By: Mohsin Ali
The complexity and interconnectedness of today’s globalized world have rendered development challenges increasingly interlinked and global in nature. Prosperity cannot be sustained without finding integrated and common solutions and without all countries contributing in a spirit of solidarity and shared responsibility. The post-2015 agenda has framed sustainable development as a universal project. On the one hand, it includes issues that are of common concern to all and pose challenges at the national level; on the other hand, it defines objectives to be achieved at the global level. The potential of Pakistan’s youth population is arguably contradictory: on one side, pockets of shinning stars; on the other, a largely untapped resource. But there is growing evidence that young people can be agents of change, when given a chance. As we commemorate International Youth Day, this article explores the implication of putting young people at the forefront of change and development in this era of peak youth.
When we talk about young people in Pakistan we often talk about the vicious circle problems that get linked to youth: unemployment, underdevelopment, political thuggery, ignorance, radicalization and militancy, terrorism – although there are pockets of shinning stars.
We are part of an interconnected world, which is passing a major statistical milestone in human history this International Youth Day 2016. It is the last time in the planet’s history that more people will be under 30 rather than older: right now we are living in the era of ‘peak youth’.
The total number of young people in the world is starting to plateau. Today, we have the largest global youth population in history, and this mass will remain for several decades before beginning to shrink later this century. What does this mean for us here, and for the world?
First, we need to change the way we think about youth. The UN counts those 1.8 billion as youth because they are 15 to 24 years old, but this definition is arguably not universal and is fast changing. The transition to adulthood is being stretched in all countries. In Pakistan, young people are still waiting to take the lead of growth and development, have a decent job, place to live or their own family, and a say in policies that will determine their future. But the power of youth is that they are neither dependent children nor fully independent adults. Young people are a vital group facing huge personal challenges, challenges on which society collectively succeeds or fails. Youth is not an age bracket; it is the passing from dependency to independence. It is a transition full of potential – potential that must be harnessed.

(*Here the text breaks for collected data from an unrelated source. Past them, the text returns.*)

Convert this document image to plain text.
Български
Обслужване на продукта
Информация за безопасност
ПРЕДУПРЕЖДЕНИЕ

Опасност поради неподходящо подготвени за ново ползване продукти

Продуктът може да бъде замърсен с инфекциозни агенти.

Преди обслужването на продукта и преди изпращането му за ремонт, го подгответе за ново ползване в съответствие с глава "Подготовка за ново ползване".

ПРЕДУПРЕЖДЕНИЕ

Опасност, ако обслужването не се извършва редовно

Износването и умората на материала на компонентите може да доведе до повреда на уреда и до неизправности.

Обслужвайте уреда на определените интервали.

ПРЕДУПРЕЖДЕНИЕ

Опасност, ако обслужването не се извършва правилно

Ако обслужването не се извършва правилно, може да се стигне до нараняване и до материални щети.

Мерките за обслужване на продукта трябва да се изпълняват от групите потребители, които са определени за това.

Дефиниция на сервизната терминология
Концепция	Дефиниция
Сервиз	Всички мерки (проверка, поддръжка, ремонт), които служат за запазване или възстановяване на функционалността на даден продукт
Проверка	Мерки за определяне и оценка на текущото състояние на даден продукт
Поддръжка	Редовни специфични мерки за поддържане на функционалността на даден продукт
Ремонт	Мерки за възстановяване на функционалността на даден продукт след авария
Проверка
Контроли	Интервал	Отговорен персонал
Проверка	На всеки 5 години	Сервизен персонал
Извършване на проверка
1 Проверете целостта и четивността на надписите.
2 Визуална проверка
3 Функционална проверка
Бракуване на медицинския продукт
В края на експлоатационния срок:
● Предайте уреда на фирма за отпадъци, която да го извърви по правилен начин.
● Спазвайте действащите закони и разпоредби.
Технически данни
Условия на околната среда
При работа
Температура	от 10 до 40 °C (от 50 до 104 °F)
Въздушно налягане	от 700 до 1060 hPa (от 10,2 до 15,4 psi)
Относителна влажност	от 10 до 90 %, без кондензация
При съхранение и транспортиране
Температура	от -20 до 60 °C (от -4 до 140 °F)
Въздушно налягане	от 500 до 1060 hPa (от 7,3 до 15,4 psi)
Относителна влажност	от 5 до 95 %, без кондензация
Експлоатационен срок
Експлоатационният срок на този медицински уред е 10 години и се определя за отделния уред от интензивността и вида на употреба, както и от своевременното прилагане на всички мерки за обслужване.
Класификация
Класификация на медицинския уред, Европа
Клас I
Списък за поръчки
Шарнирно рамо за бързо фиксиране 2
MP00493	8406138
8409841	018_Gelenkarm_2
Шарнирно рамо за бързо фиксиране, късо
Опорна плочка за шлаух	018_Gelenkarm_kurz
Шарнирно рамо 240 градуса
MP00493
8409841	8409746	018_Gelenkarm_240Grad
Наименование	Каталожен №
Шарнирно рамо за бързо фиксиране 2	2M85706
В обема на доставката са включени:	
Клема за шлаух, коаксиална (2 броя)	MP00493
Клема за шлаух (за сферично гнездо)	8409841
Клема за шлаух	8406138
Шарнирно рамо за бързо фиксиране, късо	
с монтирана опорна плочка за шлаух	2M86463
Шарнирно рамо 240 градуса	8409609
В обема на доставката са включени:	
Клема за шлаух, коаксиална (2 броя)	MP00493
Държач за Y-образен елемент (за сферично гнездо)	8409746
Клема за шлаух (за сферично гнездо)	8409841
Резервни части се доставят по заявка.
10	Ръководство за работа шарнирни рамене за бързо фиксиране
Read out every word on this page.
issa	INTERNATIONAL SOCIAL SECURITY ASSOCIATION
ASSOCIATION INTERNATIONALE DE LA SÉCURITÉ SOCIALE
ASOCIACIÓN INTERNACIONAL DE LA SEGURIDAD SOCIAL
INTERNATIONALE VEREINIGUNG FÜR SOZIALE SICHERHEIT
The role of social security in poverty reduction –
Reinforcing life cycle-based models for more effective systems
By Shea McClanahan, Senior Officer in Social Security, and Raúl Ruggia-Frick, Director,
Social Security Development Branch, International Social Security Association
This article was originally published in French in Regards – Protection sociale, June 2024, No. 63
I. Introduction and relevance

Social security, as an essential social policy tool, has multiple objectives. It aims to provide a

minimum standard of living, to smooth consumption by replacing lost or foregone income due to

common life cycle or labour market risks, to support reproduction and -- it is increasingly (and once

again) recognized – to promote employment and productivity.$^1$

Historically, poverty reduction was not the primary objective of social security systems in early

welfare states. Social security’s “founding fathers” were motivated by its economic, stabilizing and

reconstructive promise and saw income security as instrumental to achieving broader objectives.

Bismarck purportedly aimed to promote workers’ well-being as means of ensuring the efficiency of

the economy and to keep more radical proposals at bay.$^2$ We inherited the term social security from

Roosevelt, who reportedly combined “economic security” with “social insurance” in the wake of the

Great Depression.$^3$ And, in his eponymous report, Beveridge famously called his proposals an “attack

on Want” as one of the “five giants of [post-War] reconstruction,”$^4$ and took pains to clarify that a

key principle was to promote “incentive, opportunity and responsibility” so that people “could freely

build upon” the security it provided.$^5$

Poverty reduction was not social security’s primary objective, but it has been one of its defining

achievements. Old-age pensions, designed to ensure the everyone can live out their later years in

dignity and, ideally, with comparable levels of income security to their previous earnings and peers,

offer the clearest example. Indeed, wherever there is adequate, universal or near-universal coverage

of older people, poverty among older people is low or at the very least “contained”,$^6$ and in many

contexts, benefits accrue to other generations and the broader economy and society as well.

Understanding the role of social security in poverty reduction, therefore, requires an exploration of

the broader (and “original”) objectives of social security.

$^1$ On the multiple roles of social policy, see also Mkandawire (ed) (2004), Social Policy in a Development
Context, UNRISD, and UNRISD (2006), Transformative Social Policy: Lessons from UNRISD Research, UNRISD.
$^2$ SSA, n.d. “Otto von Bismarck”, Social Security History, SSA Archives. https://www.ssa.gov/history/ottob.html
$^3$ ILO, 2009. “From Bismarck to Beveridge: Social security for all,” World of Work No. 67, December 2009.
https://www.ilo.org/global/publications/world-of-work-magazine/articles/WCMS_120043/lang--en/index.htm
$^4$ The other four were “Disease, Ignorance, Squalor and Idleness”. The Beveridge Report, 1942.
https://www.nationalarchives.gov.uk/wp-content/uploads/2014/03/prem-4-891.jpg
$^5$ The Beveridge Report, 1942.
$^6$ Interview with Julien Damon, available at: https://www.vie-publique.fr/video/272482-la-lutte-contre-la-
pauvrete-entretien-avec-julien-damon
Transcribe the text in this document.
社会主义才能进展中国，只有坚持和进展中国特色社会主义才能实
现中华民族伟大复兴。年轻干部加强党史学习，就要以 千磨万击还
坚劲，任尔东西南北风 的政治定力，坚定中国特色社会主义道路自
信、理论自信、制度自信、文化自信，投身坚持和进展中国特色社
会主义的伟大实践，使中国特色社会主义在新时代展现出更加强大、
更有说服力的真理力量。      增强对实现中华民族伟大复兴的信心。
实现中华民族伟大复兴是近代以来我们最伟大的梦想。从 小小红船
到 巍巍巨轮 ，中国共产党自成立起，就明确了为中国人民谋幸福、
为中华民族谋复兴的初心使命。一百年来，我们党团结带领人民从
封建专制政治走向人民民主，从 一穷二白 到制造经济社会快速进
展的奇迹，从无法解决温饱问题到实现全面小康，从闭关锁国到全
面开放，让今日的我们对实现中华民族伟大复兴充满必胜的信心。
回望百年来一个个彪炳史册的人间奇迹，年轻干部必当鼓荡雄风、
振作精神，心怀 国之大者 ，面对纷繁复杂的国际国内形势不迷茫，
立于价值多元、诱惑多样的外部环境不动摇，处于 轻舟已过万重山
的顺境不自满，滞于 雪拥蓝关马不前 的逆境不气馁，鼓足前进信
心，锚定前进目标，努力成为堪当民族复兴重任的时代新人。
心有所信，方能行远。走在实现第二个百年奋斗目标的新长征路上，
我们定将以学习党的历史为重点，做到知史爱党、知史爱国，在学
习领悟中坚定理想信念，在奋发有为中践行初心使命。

Second, we need to change the way we think about what youth can do. This will happen within the lifetimes of many of us today. World leaders, including our own Prime Minister, Muhammad Nawaz Sharif, have set themselves historic Global Goals to end poverty, inequality and climate change by 2030, so this simple fact has huge ramifications. Without the Youth Power of a generation that is 1.8 billion strong and will make sure those promises are kept, that better world will not be achieved for any generation. We have seen an example of what young people can do to change our country positively.
It is pertinent to know that after the 18th Amendment to the Constitution, youth has been devolved as a provincial subject. Rules of business clearly mark that all the youth related planning and development including formulation of youth policy is a mandate of the relevant province only. In June 2012 Punjab became the leading province to approve and implement first ever provincial youth policy in the country. The then Chief Minister of Punjab launched the policy amidst 10,000 youth in Lahore along with a youth package. It indeed is a historic milestone whereas rest of the provincial youth policies are either lying before respective provincial governments in the form of final draft or are in the process of final approval ever since. They have taken too long to approve the youth policies.The need is to focus on few questions here regarding youth policies. How important is it to have youth policies? What is the relevance of youth policies with youth profile of the country? What should be the implementation mechanism and when? These are appropriate questions in the face of our repeatedly uttered fact that Pakistan is a country with youth bulge. Major segment of the population comprises of youth.
If we change the way we think about youth, if we change the way we talk about young people, if we change the way that all ages can participate in our decision making, then, we will find that young peoplewill change our world – for the better. This moment of ‘Peak Youth’ can be a historic opportunity for that positive change.